Receta Short Ribs, Peckham Style
I’ve been away a lot recently. That’s been great fun, of course – Australia in January, then San Diego last week – and I’ve eaten loads of things I can’t wait to write about. Today though, all I wanted was the flavours of home. The weather here is, of course, pissy, which was a bit of a shock after the whispering rustle of palms and cloudless California sky. I needed something slow braised and stodgy.
Every now and then I like to get a whacking great thonk (totally a word) of meat and cook it ‘Peckham style’ which means slow cooking it in stock turbo-charged with export strength Guinness (have you ever got drunk on that stuff? Like drinking psychoactive treacle then waking up the next day with no memories but an overwhelming sense of creeping doom), scotch bonnet chillies, allspice, and some other bits and bobs of Rye Lane origin. The result of this is a sweet and sticky sauce, meat which just gives up saying “damn, this is some tasty liquor, you deserve the imminent breakdown of all my connective tissues” and a really pleasing rumble of bonnet spice (just pierce them for the love of Del Boy, don’t chop them up or you’ll have a literal shit storm on your hands).
Dumplings are a must in this weather, so we made some with thyme. Well, I say ‘we’ but the truth is that I basically dictated this recipe from my sick bed, because I am being quite rightfully punished for all the fun I have had in the past six weeks. Seems fair. We had a pickled cabbage salad sort of thing on the side – a recipe which I doctored from this original on Smitten Kitchen – the changes are listed below. It’s a perfect accompaniment if you’re cooking this kind of full on big balls braise. Oh and there was some cavolo nero, because that’s always nice, isn’t it.

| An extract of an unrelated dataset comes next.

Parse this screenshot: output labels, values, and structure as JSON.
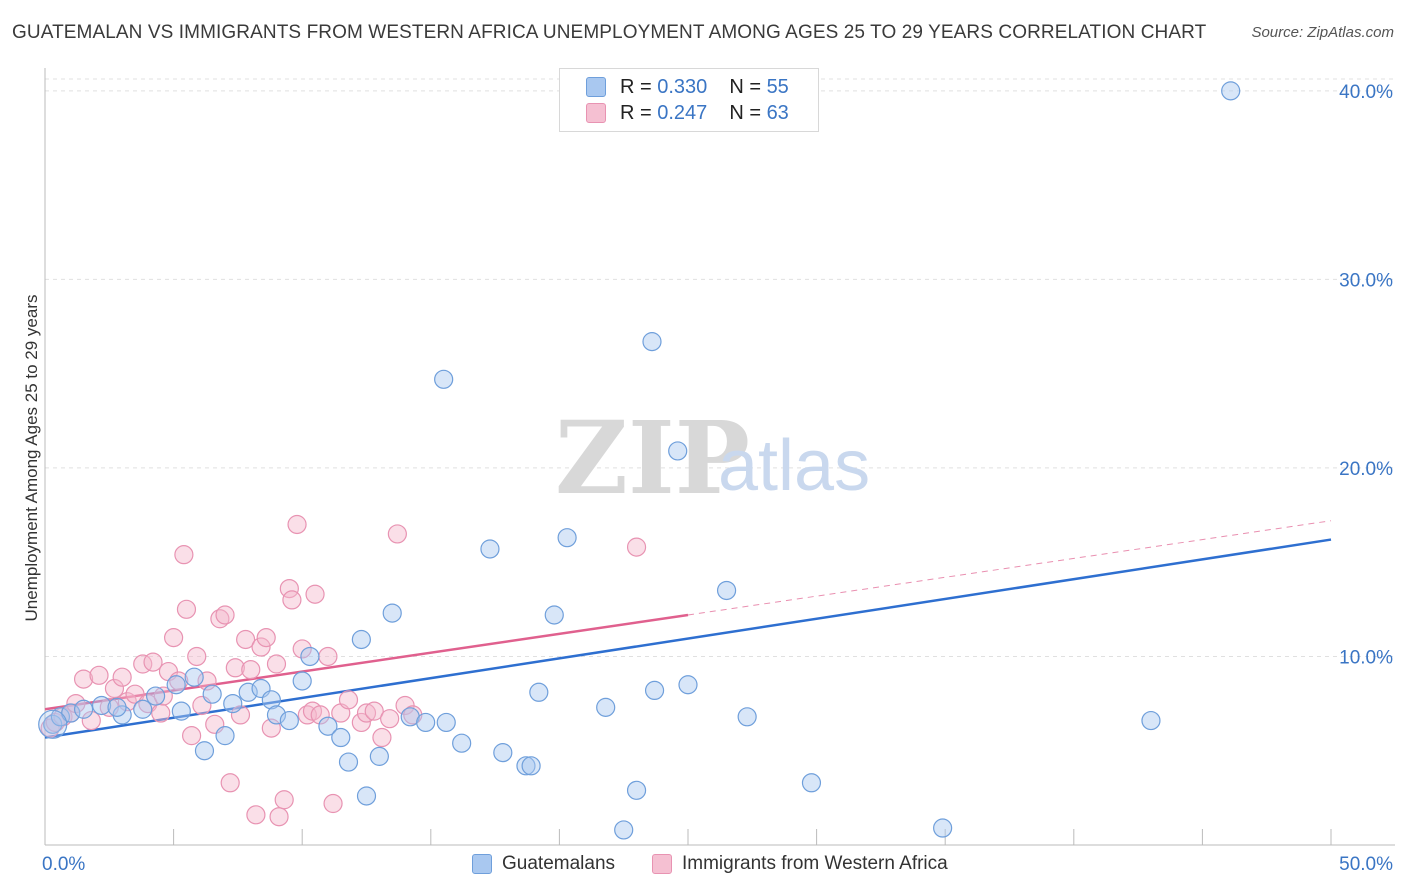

- Short Ribs, Peckham Style (with thyme dumplings and pickled cabbage) (serves 6, or maybe 4)
- 1kg beef short ribs (I kept all mine in one piece)
- 2 litres chicken stock (I used home made and yes it does make a difference)
- 2 bottles export strength Guinness (660ml)
- 2 red onions, sliced chunkily
- 6 cloves garlic, peeled and left whole
- 1.5 inch ginger, peeled and thickly sliced
- 2 sticks celery, sliced
- 6 allspice berries
- 1 cinnamon stick
- 2 scotch bonnet chillies, pierced but left whole
- 3 tablespoons Muscovado sugar
- 2 bay leaves
- Flour, for dusting the ribs
- Preheat the oven to 160C
- Cover a plate with flour, season it with salt and pepper, and put the ribs on it until they’re all coated. Heat a big, oven-proof, lidded casserole pan (large enough to fit the ribs and all the liquid – sounds obvious but we’ve all done it), then add some oil (veg, groundnut, not olive) and brown the ribs. Set them aside.
- Whack a splash of stock in the pan so it bubbles up and use something not too scrape-y to get all the nice meaty bits up off the bottom, then chuck everything else in, so your onions, celery, garlic, ginger, spices, chillies, bay leaves, Guinness and enough stock to top it right up. Save the rest for topping up throughout cooking.
- Put the lid on the casserole and cook for 3 hours, turning every so often if the ribs are poking out a bit.
- After this time, remove the meat and skim a bit of the fat from the top of the sauce. Then you can make the dumplings…
- For the dumplings (makes 12)
- 75g suet
- 175g self-raising flour
- 1 tablespoon thyme leaves
- Mix the suet, flour and thyme lightly together, season with salt and pepper then gradually add enough water to bring it together (it won’t take much). Give the mix a brief knead until it’s a good mass then roll into 12 balls. Drop these into the sauce (I cook this bit on the hob), put the lid on and cook for 10-15 minutes.
- For the pickled cabbage salad (this is from Smitten Kitchen – I have converted the measurements, ditched the red pepper, added coriander seeds instead of celery, reduced the amount of sugar and used cider vinegar instead of white)
- 1 white cabbage, cored and sliced
- 1/3 carrot, grated
- 1/2 red onion, sliced
- Third cucumber, finely sliced
- 350ml cider vinegar
- 350ml water
- 70g grams caster sugar
- 1 tablespoon salt
- 1/2 teaspoon coriander seeds
- 1 tablespoon salt
Mix sugar, salt, coriander seeds, vinegar and water in a bowl until sugar and salt are dissolved. Mix with the veg and leave for at least an hour.